Nous  partîmes vingt-deux du CESTA et par un prompt renfort à Gradignan, nous arrivâmes quarante-six à Clairac, première étape de notre Odyssée. Chemin faisant nous avions pu nous dégourdir les neurones en tentant de répondre à un questionnaire historico-touristique concocté par notre Président. Notre Gentille Organisatrice, Christiane Brémond avait également commencé à nous instruire sur l’histoire tourmentée de son cher Lot et Garonne et sur l’émergence des bastides.

Clairac, village chargé d’histoire, semble rester à l’écart d’une mise en valeur à objectif touristique. On y trouve toutefois de belles maisons  à colombages. L’une des plus remarquables date du 16e siècle. Le lieu est surtout célèbre par son abbaye de bénédictins qui fut la plus puissante de l’Agenais. Ses revenus ont été dévolus par Louis XI  au Chapitre de la basilique Saint-Jean de Latran, cathédrale de Rome. Les moines de Clairac sont aussi les inventeurs du pruneau d’Agen, comme cela nous sera rappelé au musée du dit produit à Granges, notre deuxième étape.  Ce sont eux, qui à partir de plans de prunier ramenés de Damas par les Croisés, ont élaboré par hybridation et sélection la prune d’Ente.

Le musée du pruneau se situe dans le cadre verdoyant d’une ferme prunicole. Il est consacré en grande partie à une rétrospective portant sur la fin du 19e siècle, début du 20e de l’évolution technologique des séchage en four, opération majeure de l’élaboration du produit, tri et conditionnement. Aujourd’hui encore la préparation du pruneau et de ses produits dérivés (pruneaux fourrés, à l’Armagnac, pâtes, etc. reste essentiellement manuelle.

Dégustation et achats de souvenirs consommables effectués, nous reprenons la route à travers les vallons et crêtes du pays de Serre qui fut le théâtre d’âpres batailles pour rejoindre Villeneuve sur Lot où nous allons nous restaurer.

Après le repas à la Galerie nous jouons finement entre averses et éclaircies pour visiter Pujols et l’imposante bastide de Villeneuve sur Lot.
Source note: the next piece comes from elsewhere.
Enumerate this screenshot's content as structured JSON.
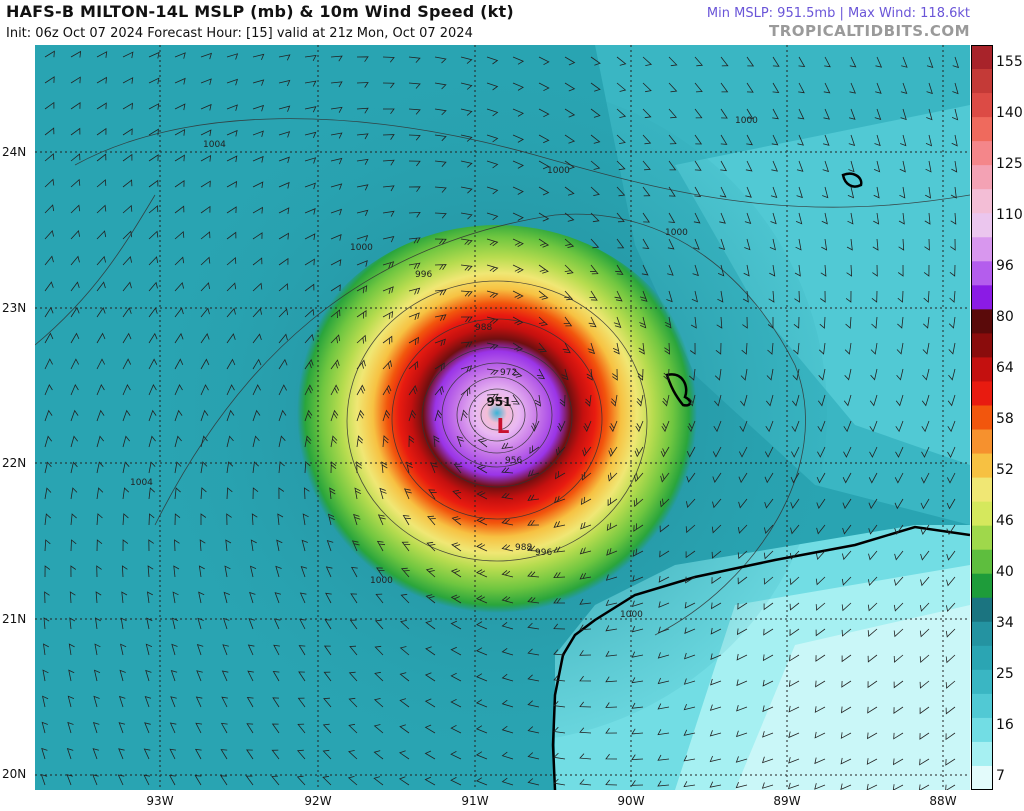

Pujols est un bijou de village fortifié très bien restauré. Il se situe sur un Pech qui domine Villeneuve sur Lot. Nous pénétrons dans le vieux village encore enserré dans le reste de ses remparts du 13e siècle par un passage ménagé sous une tour servant de clocher à l’église Saint Nicolas et débouchons sur la place centrale agrémentée d’une vieille halle. La rue principale très fleurie a conservé des maisons d’époque Renaissance à pans de bois et aux toits en auvent. S’y trouve également un vieux puits. Dans l’église Sainte Foy, nous admirons des restes de fresques du 15e siècle et une exposition d’œuvres d’artistes contemporains. L’histoire de Pujols, comme celle de toute la région, a été marquée par les trois principaux conflits que furent la Croisade des Albigeois à l’issue de laquelle le village fut démantelé, la guerre de Cent Ans et les guerres de Religion.

De Pujols nous redescendons vers Villeneuve sur Lot. Cette  bastide, la plus grande du Lot et Garonne, fut fondée par20090428 haut agenais img01Villeuve sur Lot le comte Alphonse de Poitiers, frère de Saint Louis. Elle obéit au plan défini, adopté pour la plupart des bastides : enceinte orthogonale, organisée autour d’une place centrale avec galerie, rues rectilignes se coupant à angle droit et église édifiée près de la place centrale. Villeneuve sur Lot se distingue des autres bastides en ce qu’elle est traversée par le Lot. Nous y déambulons de la Tour de Paris au nord à Tour de Pujols au sud, vestiges des anciennes fortifications.   Au passage nous nous abritons d’une averse sous les galeries, les cornières de la vaste place Lafayette avec ses demeures des 17e et 18e siècles, dont deux belles maisons à colombages.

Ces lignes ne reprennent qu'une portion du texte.